I shall ever retain the most grateful sense of the manifold Friendly & obliging offices you have been pleas’d to do me, to merit which will always comprehend a large share of his ambition who is with the most perfect & unalterable Esteem My Dear Colo. Your most Affecte & most obliged hble Servant

Robert Stewart

my present Situation will I hope render an appology for my writing &ca badly unnecessary.

ALS, DLC:GW.

1For the “Baggage” sent to “the Quarter,” GW’s Bullskin plantation, see Christopher Hardwick to GW, this date. Hardwick’s letter to GW, which is in fact a receipt, may be the “memorandum” that the cover sheet indicates was enclosed in Stewart’s letter. Keating was probably John Keating, a soldier in Robert Stewart’s company.

2See Charles Smith to GW, 2 Dec. 1758, and note 3 of that document. The Virginia troops seem to have arrived in Winchester after the baggage got there on 10 December. On 7 Dec. John St. Clair wrote Forbes from Raystown: “The two Virginia Regts march from this to morrow” (Scottish Record Office: Dalhousie Muniments).

3“An Act for the defence of the Frontiers of this Colony . . .,” passed 12 Oct. 1758, provided among other things for the stationing of the men in the 1st Virginia Regiment “in small parties or detachments upon the frontiers of this colony, and be employed in ranging thereon” (7 Hening description begins William Waller Hening, ed. The Statutes at Large; Being a Collection of All the Laws of Virginia, from the First Session of the Legislature, in the Year 1619. 13 vols. 1819–23. Reprint. Charlottesville, Va., 1969. description ends 171–79).
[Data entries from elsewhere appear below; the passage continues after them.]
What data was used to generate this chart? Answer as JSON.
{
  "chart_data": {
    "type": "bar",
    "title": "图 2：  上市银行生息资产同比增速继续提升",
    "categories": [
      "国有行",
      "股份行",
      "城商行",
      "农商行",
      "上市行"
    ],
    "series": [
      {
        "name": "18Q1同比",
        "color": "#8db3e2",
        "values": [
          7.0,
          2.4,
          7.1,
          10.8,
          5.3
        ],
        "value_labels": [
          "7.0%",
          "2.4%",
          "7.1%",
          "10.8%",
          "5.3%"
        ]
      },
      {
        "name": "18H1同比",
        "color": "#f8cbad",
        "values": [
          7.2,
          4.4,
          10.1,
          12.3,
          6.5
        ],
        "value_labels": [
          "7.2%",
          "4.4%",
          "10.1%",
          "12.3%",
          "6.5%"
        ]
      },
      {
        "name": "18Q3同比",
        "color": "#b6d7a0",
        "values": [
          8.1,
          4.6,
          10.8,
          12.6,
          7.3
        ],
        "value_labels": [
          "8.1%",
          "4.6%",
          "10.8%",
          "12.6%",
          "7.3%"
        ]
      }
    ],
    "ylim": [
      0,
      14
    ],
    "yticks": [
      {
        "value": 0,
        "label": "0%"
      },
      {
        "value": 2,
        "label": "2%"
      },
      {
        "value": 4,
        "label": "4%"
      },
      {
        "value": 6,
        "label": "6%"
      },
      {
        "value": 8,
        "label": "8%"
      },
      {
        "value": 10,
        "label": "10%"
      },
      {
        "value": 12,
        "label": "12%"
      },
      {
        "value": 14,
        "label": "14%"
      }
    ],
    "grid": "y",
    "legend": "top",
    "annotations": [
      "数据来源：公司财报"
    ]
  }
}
4Although there is some evidence from their correspondence that GW urged and Fauquier looked with some favor upon Stewart’s appointment as an adjutant in the Virginia militia, he was never given the position. Stewart continued in the Virginia Regiment until the end of the war, and beginning in January 1759 he also held a lieutenant’s commission in the Royal American Regiment (see Stewart to GW, 16 Jan. 1759, n.7). Most of his numerous letters to GW during the next five years have as their theme Stewart’s pressing need for military preferment.